Sony Pictures Classics
Studios could codify the support system that Harris created. When they hire original voices to tweak preexisting IP, it’s not anyone’s highest and best use, including commercial behemoths in dire need of must-see content. They’re burning money on talent by rendering it anonymous. Build a fund for theater talent and suddenly you have a pipeline for original ideas.
“I think the theater/film cross-pollination is going to get really, really rich when people start investing in theater-makers,” Harris said, “not as grunts, but as full auteurs in their own medium who might be able to jump into another medium and think dynamically.”
Are you a playwright making inroads in Hollywood — or another kind of storyteller working across multiple media, trying to cobble together a business model that could use more support? Share your stories with me and they may become a part of a future column in these parts: Eric@indiewire.com
Browse previous columns here.
Last week’s follow-up column on the lack of infrastructure to support festival programmers yielded some compelling responses, which I’m including in part below.

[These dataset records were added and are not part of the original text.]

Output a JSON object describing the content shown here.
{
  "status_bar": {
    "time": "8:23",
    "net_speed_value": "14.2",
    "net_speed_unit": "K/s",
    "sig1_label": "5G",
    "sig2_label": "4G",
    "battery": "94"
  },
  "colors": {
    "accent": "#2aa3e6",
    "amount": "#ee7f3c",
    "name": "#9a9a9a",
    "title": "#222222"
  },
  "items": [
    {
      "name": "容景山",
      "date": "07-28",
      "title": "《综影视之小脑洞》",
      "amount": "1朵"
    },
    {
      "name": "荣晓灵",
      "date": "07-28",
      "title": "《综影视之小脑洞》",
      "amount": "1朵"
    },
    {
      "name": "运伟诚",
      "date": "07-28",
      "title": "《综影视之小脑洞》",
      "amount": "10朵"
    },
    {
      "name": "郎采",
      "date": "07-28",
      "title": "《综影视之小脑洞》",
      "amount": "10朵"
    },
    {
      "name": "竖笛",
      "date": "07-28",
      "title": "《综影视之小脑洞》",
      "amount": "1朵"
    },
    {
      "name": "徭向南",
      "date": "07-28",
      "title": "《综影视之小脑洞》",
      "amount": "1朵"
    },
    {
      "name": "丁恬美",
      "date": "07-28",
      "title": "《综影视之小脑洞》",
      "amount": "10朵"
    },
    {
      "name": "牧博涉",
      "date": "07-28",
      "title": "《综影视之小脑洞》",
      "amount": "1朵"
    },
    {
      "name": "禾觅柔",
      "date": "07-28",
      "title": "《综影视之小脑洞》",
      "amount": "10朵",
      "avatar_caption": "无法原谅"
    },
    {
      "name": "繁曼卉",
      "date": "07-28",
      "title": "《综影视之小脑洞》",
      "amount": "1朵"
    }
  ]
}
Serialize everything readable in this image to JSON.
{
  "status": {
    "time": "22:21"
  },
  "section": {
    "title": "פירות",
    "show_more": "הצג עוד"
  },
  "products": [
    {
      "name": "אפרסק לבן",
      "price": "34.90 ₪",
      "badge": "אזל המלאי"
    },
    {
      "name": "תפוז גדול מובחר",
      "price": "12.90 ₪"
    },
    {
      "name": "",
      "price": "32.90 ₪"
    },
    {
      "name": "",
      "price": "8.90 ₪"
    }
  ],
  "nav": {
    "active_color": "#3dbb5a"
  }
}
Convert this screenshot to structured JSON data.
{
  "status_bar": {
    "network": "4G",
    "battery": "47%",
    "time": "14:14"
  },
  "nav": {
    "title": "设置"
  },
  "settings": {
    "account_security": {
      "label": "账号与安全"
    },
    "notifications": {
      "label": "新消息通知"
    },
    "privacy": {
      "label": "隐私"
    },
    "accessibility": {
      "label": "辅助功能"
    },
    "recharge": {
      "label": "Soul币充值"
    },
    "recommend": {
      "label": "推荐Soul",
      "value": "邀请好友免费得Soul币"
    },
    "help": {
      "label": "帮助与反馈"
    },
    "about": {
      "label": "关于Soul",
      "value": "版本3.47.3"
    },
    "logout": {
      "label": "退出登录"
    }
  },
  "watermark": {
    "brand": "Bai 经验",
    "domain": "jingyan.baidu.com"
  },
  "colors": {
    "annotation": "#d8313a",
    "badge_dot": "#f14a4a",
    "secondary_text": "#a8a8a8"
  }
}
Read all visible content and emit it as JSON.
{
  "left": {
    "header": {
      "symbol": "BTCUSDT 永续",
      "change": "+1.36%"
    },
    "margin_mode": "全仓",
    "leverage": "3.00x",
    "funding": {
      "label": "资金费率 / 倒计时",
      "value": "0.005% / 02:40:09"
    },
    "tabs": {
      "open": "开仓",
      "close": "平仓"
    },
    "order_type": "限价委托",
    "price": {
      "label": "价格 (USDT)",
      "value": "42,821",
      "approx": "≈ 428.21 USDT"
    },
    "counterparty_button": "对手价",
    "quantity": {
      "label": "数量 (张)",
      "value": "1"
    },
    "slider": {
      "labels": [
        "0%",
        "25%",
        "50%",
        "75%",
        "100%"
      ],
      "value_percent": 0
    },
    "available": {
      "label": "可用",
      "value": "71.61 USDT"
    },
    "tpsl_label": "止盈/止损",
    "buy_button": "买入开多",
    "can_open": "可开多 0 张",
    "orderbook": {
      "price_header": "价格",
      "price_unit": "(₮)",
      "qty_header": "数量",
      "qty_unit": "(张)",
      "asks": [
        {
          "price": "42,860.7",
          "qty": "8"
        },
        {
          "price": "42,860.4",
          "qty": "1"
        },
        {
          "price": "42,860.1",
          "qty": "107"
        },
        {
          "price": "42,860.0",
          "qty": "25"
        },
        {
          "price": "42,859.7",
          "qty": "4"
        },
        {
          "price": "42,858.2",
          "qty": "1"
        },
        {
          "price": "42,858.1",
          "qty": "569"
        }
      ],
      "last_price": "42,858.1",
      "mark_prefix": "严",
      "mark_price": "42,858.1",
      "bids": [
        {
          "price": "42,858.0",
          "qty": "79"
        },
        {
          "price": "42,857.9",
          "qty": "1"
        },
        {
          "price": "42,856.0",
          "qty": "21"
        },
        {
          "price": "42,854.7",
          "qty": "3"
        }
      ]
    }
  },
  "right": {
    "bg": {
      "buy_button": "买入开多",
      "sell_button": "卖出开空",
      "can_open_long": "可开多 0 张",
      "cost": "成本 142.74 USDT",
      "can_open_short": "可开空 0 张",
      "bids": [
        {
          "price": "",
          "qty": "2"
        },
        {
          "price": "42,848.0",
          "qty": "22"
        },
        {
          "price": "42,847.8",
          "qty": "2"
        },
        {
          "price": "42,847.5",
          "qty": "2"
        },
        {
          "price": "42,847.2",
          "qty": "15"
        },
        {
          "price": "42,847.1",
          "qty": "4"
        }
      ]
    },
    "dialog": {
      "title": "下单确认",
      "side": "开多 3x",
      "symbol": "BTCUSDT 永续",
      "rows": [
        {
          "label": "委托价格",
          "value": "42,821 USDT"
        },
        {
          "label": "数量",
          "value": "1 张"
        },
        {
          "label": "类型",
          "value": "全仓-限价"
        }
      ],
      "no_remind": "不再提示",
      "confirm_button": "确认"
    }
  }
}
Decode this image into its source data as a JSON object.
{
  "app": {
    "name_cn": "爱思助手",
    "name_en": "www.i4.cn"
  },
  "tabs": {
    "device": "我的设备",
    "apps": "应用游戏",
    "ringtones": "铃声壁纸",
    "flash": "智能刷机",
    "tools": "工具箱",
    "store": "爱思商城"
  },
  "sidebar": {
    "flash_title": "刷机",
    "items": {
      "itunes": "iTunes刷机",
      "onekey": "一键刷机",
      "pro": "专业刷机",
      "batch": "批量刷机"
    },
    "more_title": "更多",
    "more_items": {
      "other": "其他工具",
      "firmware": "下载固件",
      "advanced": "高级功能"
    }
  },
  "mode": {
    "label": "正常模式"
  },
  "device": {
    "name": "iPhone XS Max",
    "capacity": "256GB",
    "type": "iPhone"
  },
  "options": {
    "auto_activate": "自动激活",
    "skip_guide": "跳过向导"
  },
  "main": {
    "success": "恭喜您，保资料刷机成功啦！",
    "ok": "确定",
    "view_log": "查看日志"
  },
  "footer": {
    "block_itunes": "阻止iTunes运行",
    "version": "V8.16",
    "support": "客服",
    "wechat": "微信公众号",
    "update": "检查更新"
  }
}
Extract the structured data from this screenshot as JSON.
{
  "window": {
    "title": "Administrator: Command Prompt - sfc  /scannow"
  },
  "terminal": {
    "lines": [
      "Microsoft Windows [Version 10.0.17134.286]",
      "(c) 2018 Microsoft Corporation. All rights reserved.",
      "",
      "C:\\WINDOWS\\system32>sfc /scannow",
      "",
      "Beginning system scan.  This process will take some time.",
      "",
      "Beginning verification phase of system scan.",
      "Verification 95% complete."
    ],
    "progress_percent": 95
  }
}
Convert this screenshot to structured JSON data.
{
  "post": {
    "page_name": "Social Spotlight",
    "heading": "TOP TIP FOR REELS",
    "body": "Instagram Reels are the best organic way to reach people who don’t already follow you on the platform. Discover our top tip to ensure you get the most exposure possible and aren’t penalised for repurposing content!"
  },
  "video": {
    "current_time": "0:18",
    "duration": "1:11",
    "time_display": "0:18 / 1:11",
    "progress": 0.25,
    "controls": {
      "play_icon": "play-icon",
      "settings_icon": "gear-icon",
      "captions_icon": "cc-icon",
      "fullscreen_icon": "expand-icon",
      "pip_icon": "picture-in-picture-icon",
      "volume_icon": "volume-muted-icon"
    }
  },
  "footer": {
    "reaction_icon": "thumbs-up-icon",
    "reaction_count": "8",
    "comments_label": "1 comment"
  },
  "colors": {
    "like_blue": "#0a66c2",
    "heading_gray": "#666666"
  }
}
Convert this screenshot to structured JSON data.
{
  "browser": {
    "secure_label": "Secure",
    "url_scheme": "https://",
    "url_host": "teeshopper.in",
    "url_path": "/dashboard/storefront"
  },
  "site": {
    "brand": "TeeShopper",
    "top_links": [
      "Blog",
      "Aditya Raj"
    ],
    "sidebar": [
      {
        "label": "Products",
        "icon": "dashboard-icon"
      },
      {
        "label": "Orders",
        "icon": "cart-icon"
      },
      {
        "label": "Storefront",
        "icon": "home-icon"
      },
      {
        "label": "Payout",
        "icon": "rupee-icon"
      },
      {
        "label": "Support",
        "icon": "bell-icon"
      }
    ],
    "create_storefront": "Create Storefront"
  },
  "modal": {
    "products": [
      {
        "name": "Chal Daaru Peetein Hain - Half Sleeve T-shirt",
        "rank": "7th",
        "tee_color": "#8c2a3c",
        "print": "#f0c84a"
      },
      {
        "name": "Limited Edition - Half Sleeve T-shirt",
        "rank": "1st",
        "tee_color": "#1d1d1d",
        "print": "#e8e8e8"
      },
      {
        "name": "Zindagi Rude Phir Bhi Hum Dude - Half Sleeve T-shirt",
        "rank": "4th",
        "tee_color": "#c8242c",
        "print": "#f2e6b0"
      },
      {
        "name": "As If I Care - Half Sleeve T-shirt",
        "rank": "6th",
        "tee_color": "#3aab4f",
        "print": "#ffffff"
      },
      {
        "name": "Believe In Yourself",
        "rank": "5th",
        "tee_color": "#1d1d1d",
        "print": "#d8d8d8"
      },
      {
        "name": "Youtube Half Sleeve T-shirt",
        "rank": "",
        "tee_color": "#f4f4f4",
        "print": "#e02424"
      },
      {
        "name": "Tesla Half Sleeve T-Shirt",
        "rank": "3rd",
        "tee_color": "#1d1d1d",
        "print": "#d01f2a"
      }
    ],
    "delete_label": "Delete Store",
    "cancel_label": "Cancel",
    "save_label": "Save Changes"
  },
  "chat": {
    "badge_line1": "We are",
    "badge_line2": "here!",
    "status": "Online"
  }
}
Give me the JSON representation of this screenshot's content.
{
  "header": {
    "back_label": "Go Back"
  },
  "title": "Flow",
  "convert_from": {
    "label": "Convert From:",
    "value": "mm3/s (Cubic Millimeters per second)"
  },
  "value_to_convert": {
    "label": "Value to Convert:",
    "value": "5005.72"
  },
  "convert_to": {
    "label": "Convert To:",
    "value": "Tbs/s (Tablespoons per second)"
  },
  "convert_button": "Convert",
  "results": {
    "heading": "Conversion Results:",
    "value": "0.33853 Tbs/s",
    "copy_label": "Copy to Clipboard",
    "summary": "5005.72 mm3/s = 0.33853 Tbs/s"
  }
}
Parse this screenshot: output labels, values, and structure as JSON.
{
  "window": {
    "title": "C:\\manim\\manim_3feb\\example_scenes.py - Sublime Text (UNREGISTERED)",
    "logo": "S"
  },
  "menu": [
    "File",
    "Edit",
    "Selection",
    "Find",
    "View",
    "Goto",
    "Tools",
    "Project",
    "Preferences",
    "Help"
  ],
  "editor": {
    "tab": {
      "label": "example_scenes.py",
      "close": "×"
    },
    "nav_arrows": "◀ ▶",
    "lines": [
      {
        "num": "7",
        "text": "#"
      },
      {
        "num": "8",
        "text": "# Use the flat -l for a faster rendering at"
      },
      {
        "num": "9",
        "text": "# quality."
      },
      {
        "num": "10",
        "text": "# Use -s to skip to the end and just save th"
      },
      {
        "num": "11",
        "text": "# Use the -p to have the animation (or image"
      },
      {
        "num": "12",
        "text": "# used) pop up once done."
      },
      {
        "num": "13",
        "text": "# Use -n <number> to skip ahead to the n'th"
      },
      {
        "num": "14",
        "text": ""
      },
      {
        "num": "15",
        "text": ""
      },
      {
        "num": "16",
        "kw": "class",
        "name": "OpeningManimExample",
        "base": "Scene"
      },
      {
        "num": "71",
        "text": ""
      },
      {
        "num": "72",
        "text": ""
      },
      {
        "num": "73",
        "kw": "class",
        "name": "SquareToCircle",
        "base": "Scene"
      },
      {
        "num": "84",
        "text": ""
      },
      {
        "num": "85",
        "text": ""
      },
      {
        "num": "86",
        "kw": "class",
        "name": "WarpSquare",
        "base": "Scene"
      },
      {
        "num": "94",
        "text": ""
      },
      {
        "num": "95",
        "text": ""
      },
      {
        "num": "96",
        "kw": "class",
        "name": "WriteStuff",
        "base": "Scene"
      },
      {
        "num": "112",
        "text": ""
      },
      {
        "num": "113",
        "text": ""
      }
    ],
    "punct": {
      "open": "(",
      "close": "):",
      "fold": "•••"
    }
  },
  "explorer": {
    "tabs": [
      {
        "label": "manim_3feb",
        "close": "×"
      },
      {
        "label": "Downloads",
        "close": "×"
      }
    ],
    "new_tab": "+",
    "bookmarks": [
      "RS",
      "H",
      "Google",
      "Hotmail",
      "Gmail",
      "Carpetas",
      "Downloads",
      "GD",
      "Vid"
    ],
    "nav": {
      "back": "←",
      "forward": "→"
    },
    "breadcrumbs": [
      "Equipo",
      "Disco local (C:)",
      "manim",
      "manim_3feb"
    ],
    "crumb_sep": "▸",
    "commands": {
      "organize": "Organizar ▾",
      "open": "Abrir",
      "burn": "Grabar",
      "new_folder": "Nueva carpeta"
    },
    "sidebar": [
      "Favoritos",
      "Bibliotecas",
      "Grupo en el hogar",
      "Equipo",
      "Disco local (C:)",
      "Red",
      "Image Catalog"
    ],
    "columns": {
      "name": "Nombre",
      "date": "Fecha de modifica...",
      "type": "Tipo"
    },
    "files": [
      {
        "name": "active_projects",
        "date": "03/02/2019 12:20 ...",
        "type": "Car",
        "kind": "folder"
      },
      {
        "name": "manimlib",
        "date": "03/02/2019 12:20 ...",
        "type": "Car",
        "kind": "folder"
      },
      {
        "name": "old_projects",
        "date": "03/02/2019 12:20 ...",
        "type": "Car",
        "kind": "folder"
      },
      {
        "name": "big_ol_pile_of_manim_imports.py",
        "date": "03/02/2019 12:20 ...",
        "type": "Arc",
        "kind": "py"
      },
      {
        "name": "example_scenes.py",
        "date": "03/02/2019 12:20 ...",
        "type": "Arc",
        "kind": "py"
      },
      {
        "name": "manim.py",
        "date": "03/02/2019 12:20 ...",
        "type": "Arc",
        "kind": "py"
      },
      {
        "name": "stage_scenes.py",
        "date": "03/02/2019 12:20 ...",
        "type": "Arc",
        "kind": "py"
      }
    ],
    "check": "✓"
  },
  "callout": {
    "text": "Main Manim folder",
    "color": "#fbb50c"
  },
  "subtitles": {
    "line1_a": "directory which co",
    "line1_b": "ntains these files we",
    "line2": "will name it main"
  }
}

One possible solution for how to bring films to festivals and audiences, and one that provides a more stable employment opportunity for programmers, would be to create one or more organizations whose mission it was to curate films that festivals can book from. Films that are “approved” by this organization could be available as a slate for festivals to program from, in competition or otherwise. This could also be a way to “resource share” programmers, especially for in-demand programmers that may only be able to program for a handful of festivals otherwise, and for small festivals to have access to professional programmers that they otherwise would not be able to afford.
— Dan Hudson, Lead Programmer, Grand Illusion Cinema
Here in India, most festivals are financed by the governments: federal or state. The politicians and bureaucrats get to hobnob with the stars. They invite a few journalists to attain and review favorably. The festivals become a junket for all. Most of the films invited are award winners from Cannes, Berlin, Sundance, Locarno, and Karlovy Vary.
I just retired (or was fired) three years ago, after 12 years as an International Film Programmer at IFFI, three years at Kerala, and one year at Kolkata film Festivals. The stories were all same. The sales agents want big fees for their films and in return festival bureaucrats got a kickback. Most of these bureaucrats have no clue about the cinema, as long as the film has some award stamp on it, they are happy. If you look at this year’s guest list attending India Pavilion at Cannes, you’ll find most of them are bureaucrats.
There is an entire wave of filmmakers working under the radar of the Sundances, Cannes, Berlins, Locarnos, etc, that are also being swept under the crisis and might be mirroring (or be part of) the problem you are highlighting with festival programmers: They don’t pay filmmaker/rental fees.